USD/JPY is modestly higher relative to Monday’s N.Y. close, up 0.07% and testing the 104.00 handle. The pair’s technical condition was unchanged as a result of Monday’s price action, as key resistance at the early September reaction high at 104.32 remains in play. The high of the current rally attempt stands at 104.64, established in last week’s trading, during which the dollar gained more than 1% versus the yen.
USD/JPY needs to embark on a sustained move above this resistance area in order to suggest a bottoming formation has been established. On such a move, the target become the July reaction high at 107.50. Minor resistance levels stand in the way of this target, the next being the late July high at 105.62.
The current consolidation is helping ease the extreme overbought condition, which developed as a result of the persistent advance from the late September lows. Downside reactions in response to this overbought condition have been brief and followed by quick recovery rallies, underscoring internal strength and keeping the bias to the upside. Thus, a breakout above the 104.32 level is currently expected, suggesting any near term pullbacks are best used as buying opportunities. The pair is not overbought on a weekly basis. Therefore, such a breakout could take place over the short term. The ability of the pair to move higher in the presence of an overbought condition on a daily basis would be seen as a sign of underlying strength, further underscoring the pair’s strength.
However, volatility has the potential to become a factor later today, as the U.S. is set to release September CPI data at 8:30am EST. Consensus estimate for Sept. CPI is 0.3%, while the Core CPI consensus forecast is at 0.2%. This will be a key metric in the Federal Reserve’s decision to raise rates before the end of the year, a factor that will have bearing on the dollar. As of Monday’s close, Fed Fund futures were indicating a 69.5% chance of a rate increase at the December meeting. Other data releases in the U.S. this week include Housing Starts/Building Permits at 8:30am EST on Wednesday, and Existing Home Sales at 8:30am on Thursday. This week’s schedule is also heavy with speaking engagements by Federal Reserve officials. Fed Vice Chair Stanley Fischer spoke Monday and reiterated concerns that low interest rates may leave the U.S. economy vulnerable to shocks. On Wednesday, the Fed will release its latest beige book, a review of regional economic conditions. The Fed’s Williams and Dudley will also speak this week.
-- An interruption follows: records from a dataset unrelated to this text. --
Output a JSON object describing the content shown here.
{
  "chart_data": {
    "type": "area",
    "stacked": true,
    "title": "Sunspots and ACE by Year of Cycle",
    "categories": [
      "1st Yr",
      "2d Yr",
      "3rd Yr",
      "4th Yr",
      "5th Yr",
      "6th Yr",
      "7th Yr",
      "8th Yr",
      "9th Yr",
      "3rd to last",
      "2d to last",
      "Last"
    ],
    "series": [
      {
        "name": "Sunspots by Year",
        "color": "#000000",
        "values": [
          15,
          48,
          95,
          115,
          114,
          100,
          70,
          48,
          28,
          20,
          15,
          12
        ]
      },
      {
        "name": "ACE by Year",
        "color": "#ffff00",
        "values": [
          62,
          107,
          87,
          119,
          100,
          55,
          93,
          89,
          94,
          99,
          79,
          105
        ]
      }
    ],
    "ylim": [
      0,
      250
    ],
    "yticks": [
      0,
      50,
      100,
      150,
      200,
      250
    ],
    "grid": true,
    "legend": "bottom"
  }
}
Should sellers step in, daily support stands at the 102.81/102.86 area, defined by the October 7/10 lows, which correspond to a 38.2% retracement of the advance from the September low. A retest of this level would represent a minimal correction, leaving the pair well-positioned to recover and resume the advance. A 50% retracement of the advance from the September low comes in at 102.30, while a 61.8% Fibonacci retracement is at 101.75. At present, with the bias to the upside, the 38.2% Fibonacci retracement is expected to hold on any near term downside reactions.